DUKUN | NUGres – Kelompok Bimbingan Ibadah Haji dan Umrah (KBIHU) An-Nahdlah MWCNU Dukun menggelar sosialisasi kebijakan penyelenggaraan ibadah haji dengan menghadirkan Kepala Kantor Kementerian Haji dan Umrah (Kemenhaj) Kabupaten Gresik, H. Lulus, S.E., M.A. Kegiatan tersebut berlangsung di Gedung MWCNU Dukun pada Sabtu (13/12/2025).
Dalam forum silaturahmi dan sosialisasi tersebut, H. Lulus menyampaikan kebijakan penyelenggaraan ibadah haji tahun 2025 sekaligus perkembangan persiapan haji tahun 2026. Ia menegaskan bahwa pemerintah terus berupaya meningkatkan kualitas layanan haji melalui regulasi dan standar operasional prosedur yang transparan dan terukur.
Pada kesempatan itu, H. Lulus juga memaparkan konsep Tri Sukses Haji yang dicanangkan Kementerian Haji, yakni sukses pelaksanaan ritual ibadah, sukses pengelolaan ekosistem haji, serta sukses penyelenggaraan haji termasuk pengelolaan kuota. Ia menyebutkan bahwa kuota haji Indonesia berjumlah 221.000 jamaah, terdiri atas 203.320 jamaah haji reguler dan 17.680 jamaah haji khusus.
“Inti dari kebijakan penyelenggaraan ibadah haji tahun 2025 adalah peningkatan pelayanan secara maksimal kepada jamaah. Seluruh regulasi dan SOP akan kami sampaikan secara utuh dan transparan,” jelasnya.

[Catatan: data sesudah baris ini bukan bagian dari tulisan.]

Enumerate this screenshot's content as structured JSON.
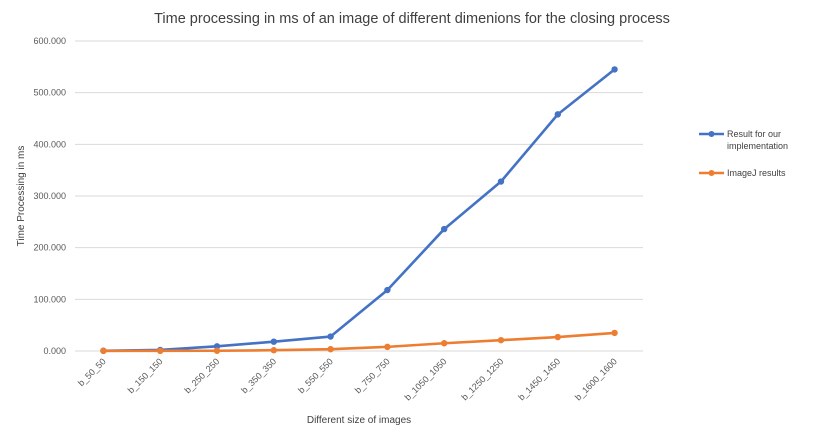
{
  "chart_data": {
    "type": "line",
    "title": "Time processing in ms of an image of different dimenions for the closing process",
    "xlabel": "Different size of images",
    "ylabel": "Time Processing in ms",
    "categories": [
      "b_50_50",
      "b_150_150",
      "b_250_250",
      "b_350_350",
      "b_550_550",
      "b_750_750",
      "b_1050_1050",
      "b_1250_1250",
      "b_1450_1450",
      "b_1600_1600"
    ],
    "ylim": [
      0,
      600
    ],
    "yticks": [
      0,
      100,
      200,
      300,
      400,
      500,
      600
    ],
    "ytick_labels": [
      "0.000",
      "100.000",
      "200.000",
      "300.000",
      "400.000",
      "500.000",
      "600.000"
    ],
    "grid": true,
    "legend_position": "right",
    "series": [
      {
        "name": "Result for our implementation",
        "legend_lines": [
          "Result for our",
          "implementation"
        ],
        "color": "#4472c4",
        "values": [
          0.5,
          2,
          9,
          18,
          28,
          118,
          236,
          328,
          458,
          545
        ]
      },
      {
        "name": "ImageJ results",
        "legend_lines": [
          "ImageJ results"
        ],
        "color": "#ed7d31",
        "values": [
          0.2,
          0.3,
          0.5,
          1.5,
          3.5,
          8,
          15,
          21,
          27,
          35
        ]
      }
    ]
  }
}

Ketua KBIHU An-Nahdlah MWCNU Dukun, H. Afif, menyampaikan bahwa kegiatan sosialisasi ini menjadi bagian dari ikhtiar KBIHU untuk terus memperbarui informasi kebijakan dari Kementerian Haji. Hal tersebut penting dalam rangka meningkatkan kualitas pembinaan dan persiapan jamaah, khususnya menyongsong penyelenggaraan haji tahun 2026.
Ia menambahkan bahwa KBIHU An-Nahdlah MWCNU Dukun saat ini membina sebanyak 135 calon jamaah haji. “Kami berharap sosialisasi ini dapat menjadi bekal penting bagi jamaah agar mampu melaksanakan ibadah haji secara tertib, sehat, dan sesuai tuntunan,” ujarnya.
Dalam kegiatan tersebut, Kepala Puskesmas Mentaras, dr. Syafi’, M.M., turut memberikan pemaparan terkait kesehatan calon jamaah haji. Ia menekankan pentingnya menjaga stamina dan kondisi fisik sejak masa persiapan hingga pelaksanaan ibadah haji, mengingat haji merupakan ibadah yang membutuhkan kesiapan fisik dan mental.
Menurutnya, pemeriksaan kesehatan calon jamaah haji bertujuan untuk mengidentifikasi dan mengendalikan faktor risiko kesehatan sejak masa tunggu, sehingga jamaah dapat melaksanakan rukun dan wajib haji dengan optimal serta meraih predikat haji mabrur.
Kegiatan sosialisasi ditutup dengan doa yang dipimpin Ketua Tanfidziyah MWCNU Dukun, KH. Moh. Sholeh, M.Ag. Turut hadir dalam kegiatan tersebut Rais Syuriyah MWCNU Dukun, Dr. KH. Ahmad Thoyyib Mas’udi, Wakil Ketua MWCNU Dukun H. Moh. Yahya Syam, serta jajaran pengurus MWCNU Dukun lainnya.